Personal information
- Full name: Rudolph Suwara
- Nickname: Tasmanian Devil
- Born: November 19, 1941 (age 83) New York City, New York, U.S.
- Height: 6 ft 2 in (188 cm)
- Weight: 200 lb (91 kg)

Volleyball information
- Position: Outside hitter
- Number: 11

National team
| 1964–1972 | United States |

Medal record
Men's volleyball
Representing the United States
Pan American Games
| Gold medal – first place | 1967 Winnipeg | Team |
| Silver medal – second place | 1971 Cali | Team |

= Rudy Suwara =

American volleyball player

Rudolph "Rudy" Suwara (born November 19, 1941) is an American former volleyball player who competed with the United States men's national volleyball team at the 1968 Summer Olympics in Mexico City.

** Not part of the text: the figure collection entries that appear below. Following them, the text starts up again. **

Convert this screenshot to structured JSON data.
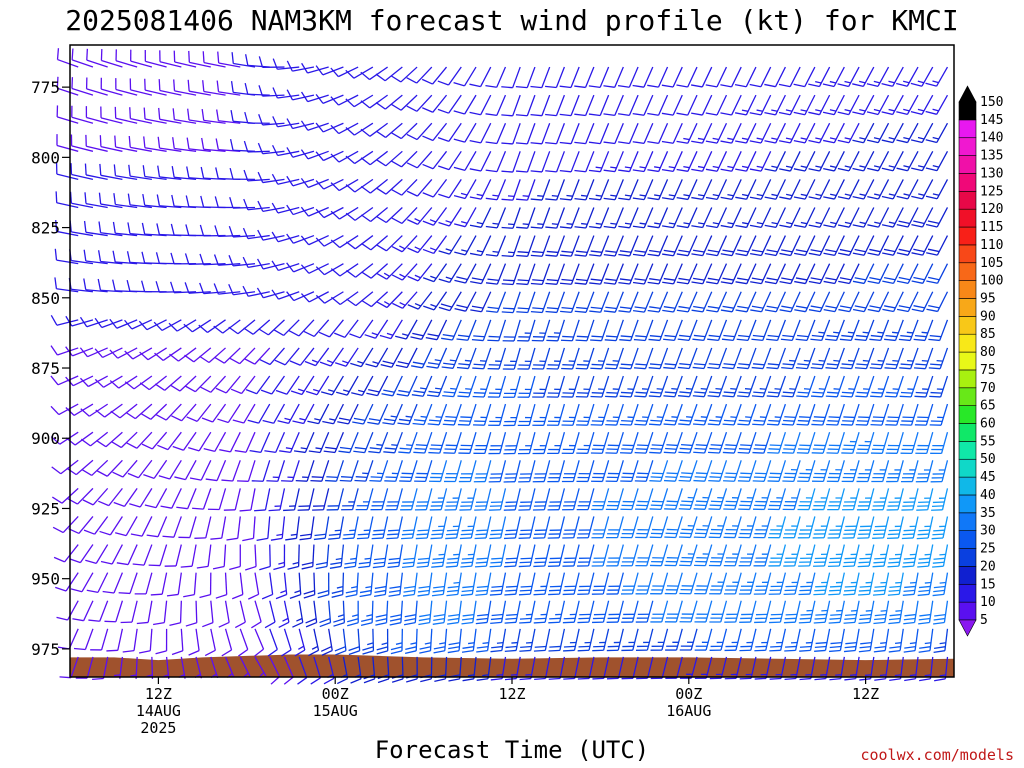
{
  "chart_data": {
    "type": "wind_barb_profile",
    "title": "2025081406 NAM3KM forecast wind profile (kt) for KMCI",
    "xlabel": "Forecast Time (UTC)",
    "credit": "coolwx.com/models",
    "y_axis": {
      "inverted": true,
      "range": [
        985,
        760
      ],
      "ticks": [
        775,
        800,
        825,
        850,
        875,
        900,
        925,
        950,
        975
      ]
    },
    "x_axis": {
      "range_hours": [
        0,
        60
      ],
      "ticks": [
        {
          "hour": 6,
          "lines": [
            "12Z",
            "14AUG",
            "2025"
          ]
        },
        {
          "hour": 18,
          "lines": [
            "00Z",
            "15AUG"
          ]
        },
        {
          "hour": 30,
          "lines": [
            "12Z"
          ]
        },
        {
          "hour": 42,
          "lines": [
            "00Z",
            "16AUG"
          ]
        },
        {
          "hour": 54,
          "lines": [
            "12Z"
          ]
        }
      ]
    },
    "colorbar": {
      "levels": [
        5,
        10,
        15,
        20,
        25,
        30,
        35,
        40,
        45,
        50,
        55,
        60,
        65,
        70,
        75,
        80,
        85,
        90,
        95,
        100,
        105,
        110,
        115,
        120,
        125,
        130,
        135,
        140,
        145,
        150
      ],
      "colors": [
        "#8a18f0",
        "#5a10f0",
        "#2a18e8",
        "#1020d0",
        "#0a40e0",
        "#0a58f0",
        "#1078f8",
        "#1098f8",
        "#10b8e8",
        "#10d8c8",
        "#10e8a8",
        "#10e868",
        "#28e828",
        "#68e818",
        "#a8f010",
        "#e8f818",
        "#f8e818",
        "#f8c818",
        "#f8a818",
        "#f88818",
        "#f86818",
        "#f84818",
        "#f82018",
        "#f01028",
        "#e80848",
        "#f00878",
        "#f010a8",
        "#f018d0",
        "#e818f0",
        "#000000"
      ]
    },
    "terrain": {
      "color": "#a0522d",
      "surface_pressure": [
        {
          "hour": 0,
          "p": 978
        },
        {
          "hour": 3,
          "p": 978
        },
        {
          "hour": 6,
          "p": 979
        },
        {
          "hour": 9,
          "p": 978
        },
        {
          "hour": 12,
          "p": 977.5
        },
        {
          "hour": 15,
          "p": 977
        },
        {
          "hour": 18,
          "p": 977
        },
        {
          "hour": 21,
          "p": 977.5
        },
        {
          "hour": 24,
          "p": 978
        },
        {
          "hour": 30,
          "p": 978.5
        },
        {
          "hour": 36,
          "p": 978
        },
        {
          "hour": 42,
          "p": 978
        },
        {
          "hour": 48,
          "p": 978.5
        },
        {
          "hour": 54,
          "p": 979
        },
        {
          "hour": 60,
          "p": 978.5
        }
      ]
    },
    "wind_field": {
      "hour_step": 1,
      "pressure_levels": [
        765,
        775,
        785,
        795,
        805,
        815,
        825,
        835,
        845,
        855,
        865,
        875,
        885,
        895,
        905,
        915,
        925,
        935,
        945,
        955,
        965,
        975
      ],
      "speed_kt": {
        "columns": [
          {
            "hour": 0,
            "by_level": [
              8,
              8,
              9,
              9,
              10,
              10,
              10,
              10,
              10,
              10,
              10,
              10,
              10,
              10,
              10,
              10,
              10,
              10,
              10,
              10,
              10,
              8
            ]
          },
          {
            "hour": 12,
            "by_level": [
              10,
              10,
              10,
              10,
              10,
              10,
              10,
              10,
              10,
              10,
              9,
              9,
              9,
              9,
              9,
              9,
              9,
              9,
              9,
              9,
              8,
              6
            ]
          },
          {
            "hour": 20,
            "by_level": [
              10,
              10,
              10,
              10,
              10,
              10,
              10,
              10,
              10,
              12,
              15,
              17,
              20,
              22,
              24,
              26,
              27,
              27,
              27,
              27,
              24,
              18
            ]
          },
          {
            "hour": 26,
            "by_level": [
              10,
              10,
              10,
              10,
              12,
              14,
              15,
              17,
              18,
              20,
              24,
              26,
              28,
              30,
              32,
              34,
              34,
              34,
              33,
              32,
              28,
              18
            ]
          },
          {
            "hour": 32,
            "by_level": [
              10,
              10,
              12,
              12,
              15,
              17,
              18,
              20,
              22,
              23,
              24,
              25,
              26,
              27,
              28,
              28,
              28,
              28,
              27,
              26,
              22,
              12
            ]
          },
          {
            "hour": 40,
            "by_level": [
              10,
              11,
              12,
              13,
              15,
              17,
              18,
              19,
              20,
              21,
              22,
              24,
              26,
              28,
              30,
              32,
              32,
              32,
              31,
              30,
              24,
              12
            ]
          },
          {
            "hour": 48,
            "by_level": [
              12,
              13,
              14,
              15,
              16,
              17,
              18,
              19,
              20,
              21,
              22,
              24,
              27,
              30,
              32,
              34,
              35,
              35,
              34,
              32,
              27,
              14
            ]
          },
          {
            "hour": 54,
            "by_level": [
              13,
              14,
              15,
              15,
              16,
              17,
              18,
              20,
              22,
              24,
              25,
              27,
              30,
              33,
              35,
              37,
              38,
              37,
              36,
              34,
              28,
              15
            ]
          },
          {
            "hour": 60,
            "by_level": [
              14,
              15,
              15,
              16,
              17,
              18,
              19,
              20,
              21,
              22,
              23,
              24,
              27,
              30,
              33,
              35,
              36,
              35,
              34,
              30,
              24,
              14
            ]
          }
        ]
      },
      "direction_deg": {
        "columns": [
          {
            "hour": 0,
            "upper": 290,
            "lower": 200
          },
          {
            "hour": 12,
            "upper": 280,
            "lower": 150
          },
          {
            "hour": 20,
            "upper": 240,
            "lower": 175
          },
          {
            "hour": 30,
            "upper": 200,
            "lower": 190
          },
          {
            "hour": 42,
            "upper": 205,
            "lower": 195
          },
          {
            "hour": 60,
            "upper": 210,
            "lower": 185
          }
        ],
        "upper_level_cutoff_p": 850
      }
    }
  }
}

Suwara won a gold medal with the national team at the 1967 Pan American Games in Winnipeg. He captained the United States team in the early 1970s. Suwara was nicknamed "Tasmanian Devil".

==Coaching==
Suwara coached the University of California, Santa Barbara (UCSB) men's team from 1971 to 1974. In 1974, UCSB finished second in the NCAA National Championship and won the USVBA Collegiate and Open Division National Championships.

Suwara then coached the San Diego State University (SDSU) women's team from 1976 to 1991, compiling a record of 431–204–3.

In 2012, Suwara was inducted into the AVCA Hall of Fame.

==Personal life==
Suwara grew up in Spanish Harlem. His brother, Ernie Suwara, played for the United States men's volleyball team at the 1964 Summer Olympics.